Those suffering from metabolic syndrome or having an increased risk of suffering from it have a weak adherence to dietary restrictions, a new study revealed. In most cases, the diet is too high in salt and saturated fat, and too low in dietary fibre and unsaturated fat. Furthermore, many don't have a sufficient intake of vitamin D. Metabolic syndrome is becoming increasingly widespread, and it is associated with an elevated risk of diabetes and cardiovascular diseases. From the viewpoint of the prevention of these diseases, adherence to dietary recommendations is of vital importance for those belonging to this risk group.
Published in Food & Nutrition Research
, the study was the first to investigate adherence to the Nordic Nutrition Recommendations among persons with metabolic syndrome or having increased risk for metabolic syndrome. A total of 175 persons fulfilling at least two criteria for metabolic syndrome - for instance elevated blood pressure, elevated fasting plasma glucose concentration or abnormal blood lipid profile - and who were at least slightly overweight, took part in the study. The participants represented all other Nordic countries except Norway. The intake of nutrients was assessed by food diaries kept for four days.

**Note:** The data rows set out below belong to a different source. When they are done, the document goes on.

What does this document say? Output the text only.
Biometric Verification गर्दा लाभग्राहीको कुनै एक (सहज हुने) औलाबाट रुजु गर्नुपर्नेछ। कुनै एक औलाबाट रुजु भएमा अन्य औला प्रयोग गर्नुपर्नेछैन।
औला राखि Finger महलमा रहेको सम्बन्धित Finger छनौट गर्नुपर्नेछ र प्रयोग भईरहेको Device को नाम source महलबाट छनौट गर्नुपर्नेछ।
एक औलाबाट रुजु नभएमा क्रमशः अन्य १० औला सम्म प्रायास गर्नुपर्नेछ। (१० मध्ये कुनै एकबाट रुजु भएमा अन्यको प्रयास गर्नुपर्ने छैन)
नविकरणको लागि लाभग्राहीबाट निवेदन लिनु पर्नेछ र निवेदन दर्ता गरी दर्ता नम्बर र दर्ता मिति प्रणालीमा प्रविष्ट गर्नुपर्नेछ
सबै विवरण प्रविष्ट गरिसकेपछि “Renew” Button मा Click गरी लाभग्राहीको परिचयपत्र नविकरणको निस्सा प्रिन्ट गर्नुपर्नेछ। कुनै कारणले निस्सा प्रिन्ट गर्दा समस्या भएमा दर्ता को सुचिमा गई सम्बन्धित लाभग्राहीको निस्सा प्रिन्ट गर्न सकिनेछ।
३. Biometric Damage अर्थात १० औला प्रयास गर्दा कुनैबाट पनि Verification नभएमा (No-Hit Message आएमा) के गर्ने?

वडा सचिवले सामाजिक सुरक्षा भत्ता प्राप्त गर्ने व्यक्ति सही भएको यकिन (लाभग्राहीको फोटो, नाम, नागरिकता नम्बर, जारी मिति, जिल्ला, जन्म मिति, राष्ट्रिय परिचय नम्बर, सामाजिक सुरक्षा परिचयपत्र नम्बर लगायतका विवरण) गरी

The diet in more than 80% of the participants was too high in hard, i.e. saturated fat. Correspondingly, the intake of soft, polyunsaturated fat was sufficient only in one third of the participants. More than 75% of the participants had too low dietary fibre intake, while 65% had too much salt. Furthermore, the intake of vitamin D was insufficient among 20% of the participants, and one third of men and one fourth of women consumed too much alcohol.
According to the researchers, the low adherence to nutrition recommendations is likely to further increase the risk of cardiovascular diseases and diabetes, and the results indicate that the Nordic countries should increasingly invest in dietary assessments and counselling aimed at persons exhibiting features of metabolic syndrome.
Dietary assessment was conducted in the run-in period of the SYSDIET study. The study also included a six-month dietary intervention which established that the recommended diet consisting of Nordic ingredients improved serum lipid profile and, consequently, reduced the risk of coronary artery disease. The healthy Nordic diet also decreased the inflammation factor levels associated with metabolic syndrome.